Inspector Dickson leaned an elbow on the hitching-post. The mid-June sun was warm on his back, carrying the scent of cow dung and hay. In front of him yawned the barn doorway, dark and musty and cool, and there was a figure standing by Runa's stall.

"Sandy," he said. He felt very tired and did not know how to say it.

She turned around. Her nose was red. "I knew it was going to happen a few weeks ago," she said. "I don't know how. I told Fred then, just to be safe."

"I should have gone in the beginning," he said. Should never have let this staunch, loving village grow into a home. Should never have stayed with Mordred, Mordred who was trying so hard not to let Inspector Dickson see how much it hurt to let him go. "We have all grown too close—" Enough tears had been shed, he would not weep now. Yet thinking of Mordred, he could not go on. "Should have gone then," he muttered thickly.

"Then you wouldn't have me, you goose." Sandy pulled his hand down from his eyes.

"Mordred says — that Fred said — that you would follow me to the ends of the earth." He felt foolish saying it, but it had to be said somehow, and he was not quite brave enough to ask outright.

Her eyes were red-rimmed and swollen, her pale braid untidy, her features sharp, jutting, and in no sense beautiful. "I would," she said.

"So." A settledness washed against the dragging pain. "We'd better hurry up and get married."

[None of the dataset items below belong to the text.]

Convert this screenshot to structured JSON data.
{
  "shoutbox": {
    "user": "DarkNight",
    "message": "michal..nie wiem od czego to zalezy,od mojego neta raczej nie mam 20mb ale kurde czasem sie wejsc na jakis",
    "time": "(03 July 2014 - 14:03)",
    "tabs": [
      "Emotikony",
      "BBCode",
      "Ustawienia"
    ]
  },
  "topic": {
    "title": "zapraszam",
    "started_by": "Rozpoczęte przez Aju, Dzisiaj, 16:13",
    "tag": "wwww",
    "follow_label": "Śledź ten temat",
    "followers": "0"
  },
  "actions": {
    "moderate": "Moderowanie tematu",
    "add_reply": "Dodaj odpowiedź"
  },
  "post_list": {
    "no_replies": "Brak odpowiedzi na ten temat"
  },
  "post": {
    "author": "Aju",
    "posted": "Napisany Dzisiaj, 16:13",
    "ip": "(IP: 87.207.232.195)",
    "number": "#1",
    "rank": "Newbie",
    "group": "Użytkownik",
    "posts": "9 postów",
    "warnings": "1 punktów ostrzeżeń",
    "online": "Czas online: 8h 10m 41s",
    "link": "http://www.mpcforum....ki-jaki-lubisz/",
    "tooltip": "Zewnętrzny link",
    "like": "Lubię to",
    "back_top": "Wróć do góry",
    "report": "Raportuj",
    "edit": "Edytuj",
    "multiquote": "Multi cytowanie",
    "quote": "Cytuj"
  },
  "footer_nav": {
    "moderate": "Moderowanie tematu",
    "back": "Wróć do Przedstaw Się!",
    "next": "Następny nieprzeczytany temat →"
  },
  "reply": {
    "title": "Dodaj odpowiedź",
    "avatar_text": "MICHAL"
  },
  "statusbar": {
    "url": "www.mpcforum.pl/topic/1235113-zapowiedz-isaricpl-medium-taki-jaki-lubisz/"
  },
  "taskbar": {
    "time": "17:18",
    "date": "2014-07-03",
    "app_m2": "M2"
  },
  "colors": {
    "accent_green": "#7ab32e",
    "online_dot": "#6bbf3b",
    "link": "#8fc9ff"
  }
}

"You have to promise me one thing."

"What thing?"

A wickedly playful light entered Sandy's eyes. "To plant me a flower bed in front of our house when we arrive."

"Not the usual hobby... for a man." He laughed. "It's already there."

***

Okay I feel unshakably happy. I wrote over 3000 words in a day. And I don't hate all of it.

*will probably hate it in a few days but hey enjoy the moment*

Anyway, did y'all like it? I got a kick out of writing that Mordred-in-love bit. Might be my favorite part.